Figures are the typical (median) November return and how often it rose — the last 5 years versus the last 6(the heatmap’s default window). This verdict stays anchored to that 6-year window even if you zoom the chart, so it never disagrees with the badges above.
In plain English
The year leans November's way without overwhelming the rest of it: the stock has closed higher in 4 of 6 Novembers, its most dependable month if not a dominant one.
A typical November brings +10.5%, a shade under the +15.3% average. That reliability comes with real swings, mind — even November ranges by 17.8% from year to year, so any single year can land far from the average. Crucially, the gain is the stock's own rather than a rising tide's: November has cleared the S&P 500 by +13.0 points above the index. Some of that is a strong month market-wide, mind — November rises for about 62% of stocks — so the tendency is real if not unique.

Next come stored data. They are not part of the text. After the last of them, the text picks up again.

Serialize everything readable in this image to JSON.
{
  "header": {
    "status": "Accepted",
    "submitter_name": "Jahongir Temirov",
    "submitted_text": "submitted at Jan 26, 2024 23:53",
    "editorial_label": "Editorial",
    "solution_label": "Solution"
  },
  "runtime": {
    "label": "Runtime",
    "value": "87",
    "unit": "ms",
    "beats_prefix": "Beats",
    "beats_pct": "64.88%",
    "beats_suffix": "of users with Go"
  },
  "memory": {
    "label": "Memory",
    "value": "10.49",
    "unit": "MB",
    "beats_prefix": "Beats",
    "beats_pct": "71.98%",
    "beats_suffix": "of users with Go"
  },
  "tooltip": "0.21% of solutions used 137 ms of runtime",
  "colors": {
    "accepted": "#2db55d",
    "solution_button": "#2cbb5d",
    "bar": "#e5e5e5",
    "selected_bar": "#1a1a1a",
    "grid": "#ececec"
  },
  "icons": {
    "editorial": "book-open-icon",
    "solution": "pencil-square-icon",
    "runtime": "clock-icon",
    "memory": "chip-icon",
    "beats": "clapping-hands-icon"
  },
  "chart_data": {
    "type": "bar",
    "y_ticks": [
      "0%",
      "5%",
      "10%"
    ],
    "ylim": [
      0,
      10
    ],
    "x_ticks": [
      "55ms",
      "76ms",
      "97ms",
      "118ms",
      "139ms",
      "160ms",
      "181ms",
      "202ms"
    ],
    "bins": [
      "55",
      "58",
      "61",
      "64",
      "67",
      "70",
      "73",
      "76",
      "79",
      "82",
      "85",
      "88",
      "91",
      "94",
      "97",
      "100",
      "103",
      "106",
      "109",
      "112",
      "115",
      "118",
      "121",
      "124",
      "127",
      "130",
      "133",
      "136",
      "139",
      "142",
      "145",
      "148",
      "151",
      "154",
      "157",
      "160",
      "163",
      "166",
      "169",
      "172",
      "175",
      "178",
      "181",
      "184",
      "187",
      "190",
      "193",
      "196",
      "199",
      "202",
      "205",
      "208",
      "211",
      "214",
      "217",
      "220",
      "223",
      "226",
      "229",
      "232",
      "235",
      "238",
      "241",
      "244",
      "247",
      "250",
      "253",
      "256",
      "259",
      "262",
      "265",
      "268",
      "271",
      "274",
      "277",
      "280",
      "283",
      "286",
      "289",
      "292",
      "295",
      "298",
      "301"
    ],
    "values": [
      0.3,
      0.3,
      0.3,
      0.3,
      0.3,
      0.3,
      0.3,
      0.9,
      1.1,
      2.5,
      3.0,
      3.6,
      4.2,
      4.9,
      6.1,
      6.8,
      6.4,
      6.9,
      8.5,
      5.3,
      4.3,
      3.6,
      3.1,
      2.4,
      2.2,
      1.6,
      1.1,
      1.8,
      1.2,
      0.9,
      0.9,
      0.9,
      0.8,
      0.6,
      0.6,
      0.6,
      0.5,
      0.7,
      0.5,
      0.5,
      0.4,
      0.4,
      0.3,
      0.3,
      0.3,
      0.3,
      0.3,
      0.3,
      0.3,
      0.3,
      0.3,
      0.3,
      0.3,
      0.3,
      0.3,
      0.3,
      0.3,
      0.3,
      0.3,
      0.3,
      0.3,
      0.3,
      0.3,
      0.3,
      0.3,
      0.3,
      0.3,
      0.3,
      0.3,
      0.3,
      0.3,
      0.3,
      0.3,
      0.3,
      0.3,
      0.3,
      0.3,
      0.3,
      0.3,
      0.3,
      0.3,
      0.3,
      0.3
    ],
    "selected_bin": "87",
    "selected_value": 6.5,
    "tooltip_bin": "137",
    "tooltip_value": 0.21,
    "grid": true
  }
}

A few other months pull their weight: February, April, and July have also closed higher more often than not. At the other end of the calendar, May has been the soft spot — the weakest of 5 months that average a loss (−10.2%), and the edge isn't year-round — the stock has trailed the S&P 500 in May, March, and June. Its roughest month on record was a −72.1% December in 2024 — a reminder of how hard even a seasonal name can fall.
The pattern has softened of late, November's last five years slipping below its longer-run record.
Treat it as a tendency rather than a rule — seasonality describes the past, not a promise. With a short 6-year record and returns that swing hard year to year, the signal is best held loosely.
Short answers on the stock's best month (November), its worst (May), and whether it really trades seasonally.
Yes, to a pronounced degree. Since 2020 its best month (November, +15.3%) has run well ahead of its worst (May, −10.2%) — the heatmap above shows how steady that gap has been year to year.
November has been the strongest, averaging +15.3% and closing higher in 4 of 6 years since 2020.
It's the weakest, averaging −10.2% — historically a soft spot, though it still varies from year to year.
Explore
These names have the strongest July track records on record — a starting point for comparison.